The above graphic shows that 23 out of 96 countries have experienced 'clear instances' of electoral authoritarianism. These are countries where three out of four authors agree on coding the same country in any year as electoral autocracy (CI = 0.66). Cameroon, Malaysia, and Singapore are the clearest examples of these regimes. As the ranking goes further down, disagreements become more evident. For example, from 1980–2002, only one dataset identifies Venezuela and Yugoslavia as electoral autocracies.
Electoral autocracies seem to be the most common form of dictatorship precisely because the concept has been used as a blanket term.

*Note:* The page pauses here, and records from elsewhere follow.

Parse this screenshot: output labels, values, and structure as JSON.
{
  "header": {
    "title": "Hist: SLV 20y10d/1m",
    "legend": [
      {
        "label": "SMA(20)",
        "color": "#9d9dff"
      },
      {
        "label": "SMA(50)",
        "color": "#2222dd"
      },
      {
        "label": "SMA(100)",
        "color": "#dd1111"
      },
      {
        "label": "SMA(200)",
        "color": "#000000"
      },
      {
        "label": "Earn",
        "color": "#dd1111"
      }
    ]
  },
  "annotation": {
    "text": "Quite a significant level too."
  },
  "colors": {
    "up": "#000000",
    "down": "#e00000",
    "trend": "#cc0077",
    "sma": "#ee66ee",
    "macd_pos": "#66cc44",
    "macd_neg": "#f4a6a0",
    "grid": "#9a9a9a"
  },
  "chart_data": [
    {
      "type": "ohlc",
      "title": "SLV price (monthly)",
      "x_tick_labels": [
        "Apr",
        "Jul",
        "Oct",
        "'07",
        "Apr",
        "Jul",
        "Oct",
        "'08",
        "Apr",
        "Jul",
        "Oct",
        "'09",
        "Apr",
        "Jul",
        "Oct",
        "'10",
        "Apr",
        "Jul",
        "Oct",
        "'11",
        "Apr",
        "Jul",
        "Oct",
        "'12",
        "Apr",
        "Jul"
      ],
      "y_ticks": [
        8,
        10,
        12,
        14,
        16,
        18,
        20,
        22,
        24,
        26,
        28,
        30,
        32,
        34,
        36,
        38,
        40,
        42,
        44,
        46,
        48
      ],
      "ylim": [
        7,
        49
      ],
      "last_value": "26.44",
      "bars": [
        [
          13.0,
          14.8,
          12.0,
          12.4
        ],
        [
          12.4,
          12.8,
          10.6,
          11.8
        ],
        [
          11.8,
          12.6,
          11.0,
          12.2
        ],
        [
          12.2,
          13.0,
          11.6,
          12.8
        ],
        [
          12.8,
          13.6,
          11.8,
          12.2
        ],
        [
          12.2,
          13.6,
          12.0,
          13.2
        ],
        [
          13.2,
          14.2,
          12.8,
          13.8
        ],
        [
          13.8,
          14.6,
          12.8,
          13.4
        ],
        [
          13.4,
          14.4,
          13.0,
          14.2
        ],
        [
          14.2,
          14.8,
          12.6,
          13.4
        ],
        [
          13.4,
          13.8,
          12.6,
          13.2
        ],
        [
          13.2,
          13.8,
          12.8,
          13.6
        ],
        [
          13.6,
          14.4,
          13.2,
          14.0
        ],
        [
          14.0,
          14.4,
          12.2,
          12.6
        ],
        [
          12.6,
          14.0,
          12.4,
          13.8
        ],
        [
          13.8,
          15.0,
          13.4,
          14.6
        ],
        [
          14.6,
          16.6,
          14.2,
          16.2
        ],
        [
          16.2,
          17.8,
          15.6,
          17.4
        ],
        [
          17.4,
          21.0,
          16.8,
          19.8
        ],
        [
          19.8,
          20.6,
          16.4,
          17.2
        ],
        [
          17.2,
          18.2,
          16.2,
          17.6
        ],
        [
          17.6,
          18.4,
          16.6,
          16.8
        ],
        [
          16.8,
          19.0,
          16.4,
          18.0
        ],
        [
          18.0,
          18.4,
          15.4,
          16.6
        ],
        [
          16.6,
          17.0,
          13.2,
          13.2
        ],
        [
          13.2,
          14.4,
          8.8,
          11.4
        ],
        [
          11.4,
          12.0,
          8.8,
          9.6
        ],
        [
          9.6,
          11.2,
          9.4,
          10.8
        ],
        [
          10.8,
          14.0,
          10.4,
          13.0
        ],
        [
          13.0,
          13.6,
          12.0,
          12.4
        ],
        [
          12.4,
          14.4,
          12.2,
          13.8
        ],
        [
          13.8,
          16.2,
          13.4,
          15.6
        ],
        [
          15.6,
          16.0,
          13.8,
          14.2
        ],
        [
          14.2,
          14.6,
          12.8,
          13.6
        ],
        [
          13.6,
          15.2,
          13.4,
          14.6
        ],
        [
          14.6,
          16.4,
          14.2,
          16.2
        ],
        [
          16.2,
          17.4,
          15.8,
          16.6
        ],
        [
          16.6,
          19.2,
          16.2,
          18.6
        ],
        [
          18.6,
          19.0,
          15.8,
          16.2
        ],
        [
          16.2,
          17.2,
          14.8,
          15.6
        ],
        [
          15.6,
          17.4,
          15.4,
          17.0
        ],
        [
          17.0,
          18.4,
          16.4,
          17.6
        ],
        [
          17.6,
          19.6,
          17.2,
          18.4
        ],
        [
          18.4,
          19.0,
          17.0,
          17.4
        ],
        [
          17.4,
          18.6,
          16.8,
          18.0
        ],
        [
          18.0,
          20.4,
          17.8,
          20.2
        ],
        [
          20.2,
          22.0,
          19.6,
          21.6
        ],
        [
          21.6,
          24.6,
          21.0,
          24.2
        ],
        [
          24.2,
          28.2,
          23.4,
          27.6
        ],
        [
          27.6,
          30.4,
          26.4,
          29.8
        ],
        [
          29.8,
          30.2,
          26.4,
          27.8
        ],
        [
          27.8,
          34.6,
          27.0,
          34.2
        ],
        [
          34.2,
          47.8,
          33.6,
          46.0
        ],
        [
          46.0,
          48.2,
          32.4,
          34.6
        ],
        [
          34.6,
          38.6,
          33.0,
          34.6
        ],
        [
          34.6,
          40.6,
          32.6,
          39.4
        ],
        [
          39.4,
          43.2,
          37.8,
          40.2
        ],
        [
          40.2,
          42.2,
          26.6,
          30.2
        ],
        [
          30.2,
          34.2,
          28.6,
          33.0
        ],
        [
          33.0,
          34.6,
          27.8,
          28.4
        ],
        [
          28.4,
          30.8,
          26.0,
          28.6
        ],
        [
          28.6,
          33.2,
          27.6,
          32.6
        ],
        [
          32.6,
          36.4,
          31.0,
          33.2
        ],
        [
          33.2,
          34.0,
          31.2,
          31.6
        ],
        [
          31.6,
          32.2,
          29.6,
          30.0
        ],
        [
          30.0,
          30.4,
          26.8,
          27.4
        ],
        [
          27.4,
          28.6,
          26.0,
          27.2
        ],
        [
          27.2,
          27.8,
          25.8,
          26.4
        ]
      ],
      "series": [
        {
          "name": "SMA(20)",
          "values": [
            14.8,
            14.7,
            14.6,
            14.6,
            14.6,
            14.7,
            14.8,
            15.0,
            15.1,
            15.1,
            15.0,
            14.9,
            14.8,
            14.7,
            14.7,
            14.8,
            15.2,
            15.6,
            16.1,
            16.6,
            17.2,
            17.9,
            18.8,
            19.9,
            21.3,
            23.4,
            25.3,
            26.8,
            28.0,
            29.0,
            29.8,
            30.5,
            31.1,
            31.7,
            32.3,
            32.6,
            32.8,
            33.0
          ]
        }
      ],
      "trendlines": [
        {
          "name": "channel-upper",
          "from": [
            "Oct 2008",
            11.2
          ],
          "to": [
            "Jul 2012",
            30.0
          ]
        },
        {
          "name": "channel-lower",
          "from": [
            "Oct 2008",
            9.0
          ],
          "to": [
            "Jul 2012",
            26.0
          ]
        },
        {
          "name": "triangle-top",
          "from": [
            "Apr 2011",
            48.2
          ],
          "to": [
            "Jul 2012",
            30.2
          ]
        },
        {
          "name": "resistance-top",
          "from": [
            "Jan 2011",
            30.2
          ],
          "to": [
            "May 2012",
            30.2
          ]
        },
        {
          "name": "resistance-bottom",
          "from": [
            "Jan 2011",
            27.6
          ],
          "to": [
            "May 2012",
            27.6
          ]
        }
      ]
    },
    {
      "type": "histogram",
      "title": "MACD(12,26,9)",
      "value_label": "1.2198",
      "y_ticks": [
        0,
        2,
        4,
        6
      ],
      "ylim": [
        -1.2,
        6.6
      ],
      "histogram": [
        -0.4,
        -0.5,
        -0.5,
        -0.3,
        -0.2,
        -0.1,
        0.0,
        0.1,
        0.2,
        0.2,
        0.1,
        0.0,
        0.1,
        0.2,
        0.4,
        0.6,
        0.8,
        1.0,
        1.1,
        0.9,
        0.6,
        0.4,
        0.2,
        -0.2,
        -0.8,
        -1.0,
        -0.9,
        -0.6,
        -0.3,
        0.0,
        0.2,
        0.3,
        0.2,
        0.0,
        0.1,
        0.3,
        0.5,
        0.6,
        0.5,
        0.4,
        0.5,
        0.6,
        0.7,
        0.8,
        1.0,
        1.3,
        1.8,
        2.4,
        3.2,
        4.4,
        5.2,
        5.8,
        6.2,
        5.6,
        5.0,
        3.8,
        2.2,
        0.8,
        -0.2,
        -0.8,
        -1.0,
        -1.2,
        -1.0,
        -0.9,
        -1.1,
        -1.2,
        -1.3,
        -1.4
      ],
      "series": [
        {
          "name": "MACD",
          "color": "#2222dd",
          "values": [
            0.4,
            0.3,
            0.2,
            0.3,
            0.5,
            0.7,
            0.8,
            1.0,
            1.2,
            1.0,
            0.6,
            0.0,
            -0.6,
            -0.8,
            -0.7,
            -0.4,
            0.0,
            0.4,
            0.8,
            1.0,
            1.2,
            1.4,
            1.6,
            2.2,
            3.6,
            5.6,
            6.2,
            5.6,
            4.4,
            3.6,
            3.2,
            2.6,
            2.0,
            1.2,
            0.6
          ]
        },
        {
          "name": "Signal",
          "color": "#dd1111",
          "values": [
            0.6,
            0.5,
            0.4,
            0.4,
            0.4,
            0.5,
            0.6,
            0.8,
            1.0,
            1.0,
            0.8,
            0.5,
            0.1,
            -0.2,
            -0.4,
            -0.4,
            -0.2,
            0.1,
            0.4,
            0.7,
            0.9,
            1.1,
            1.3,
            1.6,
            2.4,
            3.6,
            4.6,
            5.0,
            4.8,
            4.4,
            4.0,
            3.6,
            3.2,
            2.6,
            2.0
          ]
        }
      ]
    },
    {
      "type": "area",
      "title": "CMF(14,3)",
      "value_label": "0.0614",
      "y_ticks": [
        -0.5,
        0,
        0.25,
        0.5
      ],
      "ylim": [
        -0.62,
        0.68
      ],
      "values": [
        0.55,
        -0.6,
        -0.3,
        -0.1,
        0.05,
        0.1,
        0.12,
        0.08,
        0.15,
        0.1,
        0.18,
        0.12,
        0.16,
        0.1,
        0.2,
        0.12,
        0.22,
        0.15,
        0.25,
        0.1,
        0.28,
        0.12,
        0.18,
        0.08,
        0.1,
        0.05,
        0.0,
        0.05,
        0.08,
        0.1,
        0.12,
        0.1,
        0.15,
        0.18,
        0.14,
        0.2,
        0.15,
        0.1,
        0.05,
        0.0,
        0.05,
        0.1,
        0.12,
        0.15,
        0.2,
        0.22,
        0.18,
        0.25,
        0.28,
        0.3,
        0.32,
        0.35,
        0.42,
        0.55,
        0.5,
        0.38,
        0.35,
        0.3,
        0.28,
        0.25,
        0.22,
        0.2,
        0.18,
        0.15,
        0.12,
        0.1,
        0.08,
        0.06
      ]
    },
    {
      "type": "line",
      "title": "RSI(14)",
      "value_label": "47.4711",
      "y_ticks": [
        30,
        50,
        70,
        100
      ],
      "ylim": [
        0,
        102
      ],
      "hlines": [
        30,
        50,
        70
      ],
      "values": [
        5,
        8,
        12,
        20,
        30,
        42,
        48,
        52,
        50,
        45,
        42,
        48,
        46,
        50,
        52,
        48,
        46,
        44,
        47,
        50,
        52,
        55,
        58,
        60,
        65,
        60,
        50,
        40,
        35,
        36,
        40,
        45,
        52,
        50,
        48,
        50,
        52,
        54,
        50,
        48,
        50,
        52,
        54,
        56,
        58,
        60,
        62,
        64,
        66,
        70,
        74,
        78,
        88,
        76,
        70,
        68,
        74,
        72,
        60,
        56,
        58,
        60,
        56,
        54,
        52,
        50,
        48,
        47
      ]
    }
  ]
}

Given the lack of consensus among scholars in identifying this regime, I suggest three guidelines to avoid comparing apples and pears.
Electoral autocracies seem to be the most common form of dictatorship precisely because the concept has been used as a blanket term
First, we need to better conceptualise and measure regime types, as this series discusses. Future studies might benefit from analysing why scholars disagree on how to identify electoral autocracies. By so doing, we may develop more nuanced criteria for conceptualising and measuring regime types. If we have doubts about coding decisions, we should explain the source of uncertainty in the dataset documentation.
Second, datasets on political regimes are based on assumptions about what constitutes a regime and what dynamics are equivalent to regime change. Against this backdrop, we should select and cross-check those datasets that match our theory assumptions regarding the 'rules of the game.'
Third, studies focusing on electoral autocracies or other regimes must ensure that the sample displays the 'rules of the game' we expect in such a regime configuration. And they must discuss the sample or case selection's implications for inference and generalisations.